I was once a caterpillar I spent most of my life in vivid color, With the most vibrant shades of greens Accompanied by the deepest hues of blue. I watched everyone around me grow and evolve While I dreamed of all I would become, Fantasizing about my beautiful purple wings and soaring to new heights. When it was finally it was my turn to hide away in my cocoon, I watched as life went on without me as I prepared for my next phase But suddenly the world started becoming grey Shades slowly faded to black and white And in the blandness of it all, I began to lose my light. With no sense of self, I sought validation, Swapping out toxic cycles, one after another. I spent the years thereafter in confinement with my thoughts, In constant reflection of how to evolve. Now I’m a butterfly, fresh out the cocoon No longer tethered to the cage of my own making I unapologetically feel my emotions, a reminder that I survived Laughing without guilt and crying without shame, Proving that I dug myself out of an early grave Where a version of me that operated out of trauma still lives A version of me that I’m quite happy to forget As I enter this new chapter, bright-eyed not naive Scared and excited to see the world again Ready to explore places, old and new Afraid to let myself rot away in comfort I was told this new me was a work of art Yet I can’t see the color of my own wings Nor the talent everyone claims I have.
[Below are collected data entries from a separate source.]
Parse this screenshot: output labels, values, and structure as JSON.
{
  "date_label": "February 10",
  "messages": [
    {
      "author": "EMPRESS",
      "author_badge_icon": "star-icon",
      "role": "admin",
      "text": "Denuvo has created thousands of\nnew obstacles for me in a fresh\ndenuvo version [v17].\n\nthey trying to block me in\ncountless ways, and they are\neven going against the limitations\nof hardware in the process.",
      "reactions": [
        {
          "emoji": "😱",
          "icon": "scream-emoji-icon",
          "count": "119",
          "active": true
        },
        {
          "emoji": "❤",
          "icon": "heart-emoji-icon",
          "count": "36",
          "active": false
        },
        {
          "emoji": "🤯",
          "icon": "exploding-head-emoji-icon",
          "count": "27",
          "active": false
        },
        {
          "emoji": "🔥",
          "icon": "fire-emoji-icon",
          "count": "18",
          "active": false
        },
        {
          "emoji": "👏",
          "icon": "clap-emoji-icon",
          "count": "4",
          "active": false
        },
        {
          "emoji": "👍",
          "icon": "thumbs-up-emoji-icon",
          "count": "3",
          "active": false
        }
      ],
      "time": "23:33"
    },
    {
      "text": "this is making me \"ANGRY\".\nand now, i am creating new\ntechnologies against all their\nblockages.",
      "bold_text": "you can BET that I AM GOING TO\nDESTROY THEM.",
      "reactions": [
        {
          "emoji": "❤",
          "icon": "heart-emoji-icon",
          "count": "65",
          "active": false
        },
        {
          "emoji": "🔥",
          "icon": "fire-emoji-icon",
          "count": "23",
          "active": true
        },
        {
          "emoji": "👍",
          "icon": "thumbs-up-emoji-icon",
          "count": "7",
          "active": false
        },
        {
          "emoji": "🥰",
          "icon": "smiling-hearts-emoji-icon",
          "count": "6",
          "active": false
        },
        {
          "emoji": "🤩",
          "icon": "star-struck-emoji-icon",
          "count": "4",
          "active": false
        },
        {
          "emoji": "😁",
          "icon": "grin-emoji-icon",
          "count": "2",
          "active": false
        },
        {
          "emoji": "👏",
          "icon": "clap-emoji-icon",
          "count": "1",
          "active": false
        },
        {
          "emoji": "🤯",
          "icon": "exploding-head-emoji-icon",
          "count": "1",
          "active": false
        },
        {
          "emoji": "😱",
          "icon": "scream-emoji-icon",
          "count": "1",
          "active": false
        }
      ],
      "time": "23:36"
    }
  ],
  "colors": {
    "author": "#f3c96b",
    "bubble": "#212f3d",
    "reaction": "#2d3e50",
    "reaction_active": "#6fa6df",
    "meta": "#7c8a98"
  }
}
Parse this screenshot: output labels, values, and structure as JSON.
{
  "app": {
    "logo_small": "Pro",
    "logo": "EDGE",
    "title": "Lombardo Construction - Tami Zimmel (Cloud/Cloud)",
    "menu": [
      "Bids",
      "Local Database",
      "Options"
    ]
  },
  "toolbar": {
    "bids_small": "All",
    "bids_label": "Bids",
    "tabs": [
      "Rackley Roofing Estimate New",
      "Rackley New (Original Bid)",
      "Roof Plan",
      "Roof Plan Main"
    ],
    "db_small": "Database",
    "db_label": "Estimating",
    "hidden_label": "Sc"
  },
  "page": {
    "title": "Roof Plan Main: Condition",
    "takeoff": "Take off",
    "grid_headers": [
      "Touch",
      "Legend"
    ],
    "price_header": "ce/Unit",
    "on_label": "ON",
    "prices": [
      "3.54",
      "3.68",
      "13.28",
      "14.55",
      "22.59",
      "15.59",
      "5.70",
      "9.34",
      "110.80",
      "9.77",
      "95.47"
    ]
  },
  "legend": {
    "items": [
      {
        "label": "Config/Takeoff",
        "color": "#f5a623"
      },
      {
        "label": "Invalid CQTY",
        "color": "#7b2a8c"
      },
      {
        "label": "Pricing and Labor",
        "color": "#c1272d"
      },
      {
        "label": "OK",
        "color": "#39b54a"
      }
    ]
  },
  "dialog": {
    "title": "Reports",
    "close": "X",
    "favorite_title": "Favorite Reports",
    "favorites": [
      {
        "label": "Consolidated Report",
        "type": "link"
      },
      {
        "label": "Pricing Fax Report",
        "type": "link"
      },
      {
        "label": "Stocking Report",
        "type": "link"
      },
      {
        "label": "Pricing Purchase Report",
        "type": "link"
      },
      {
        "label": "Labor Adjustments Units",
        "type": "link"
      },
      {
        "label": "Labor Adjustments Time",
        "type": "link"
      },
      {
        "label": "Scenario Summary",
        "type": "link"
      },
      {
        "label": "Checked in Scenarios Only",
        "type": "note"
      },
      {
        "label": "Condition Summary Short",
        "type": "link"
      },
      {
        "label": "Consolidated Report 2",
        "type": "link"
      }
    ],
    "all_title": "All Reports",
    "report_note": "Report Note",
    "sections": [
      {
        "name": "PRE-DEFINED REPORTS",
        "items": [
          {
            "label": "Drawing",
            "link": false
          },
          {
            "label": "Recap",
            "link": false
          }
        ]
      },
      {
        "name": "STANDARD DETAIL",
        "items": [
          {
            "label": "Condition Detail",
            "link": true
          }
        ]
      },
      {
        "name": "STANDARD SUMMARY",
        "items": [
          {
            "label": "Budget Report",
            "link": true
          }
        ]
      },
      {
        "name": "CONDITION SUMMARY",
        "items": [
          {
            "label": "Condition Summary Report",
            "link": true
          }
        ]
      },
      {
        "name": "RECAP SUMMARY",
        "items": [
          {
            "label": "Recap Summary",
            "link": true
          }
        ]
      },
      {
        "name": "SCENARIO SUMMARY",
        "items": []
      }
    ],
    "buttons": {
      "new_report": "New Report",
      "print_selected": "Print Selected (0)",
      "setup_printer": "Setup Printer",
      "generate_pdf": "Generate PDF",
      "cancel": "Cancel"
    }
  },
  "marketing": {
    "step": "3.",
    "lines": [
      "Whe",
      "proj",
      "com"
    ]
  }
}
I only know that I can fly And that I’m a masterpiece unfinished Everchanging, always evolving.
I should come back to this piece more often. It really reflects the person I am becoming and tells a story of my growth. I especially like the line “Everchanging, always evolving” because I’m not the same person I was a month ago. I’m constantly growing and changing, becoming a better version of myself.
As always, take what resonates and leave what doesn’t!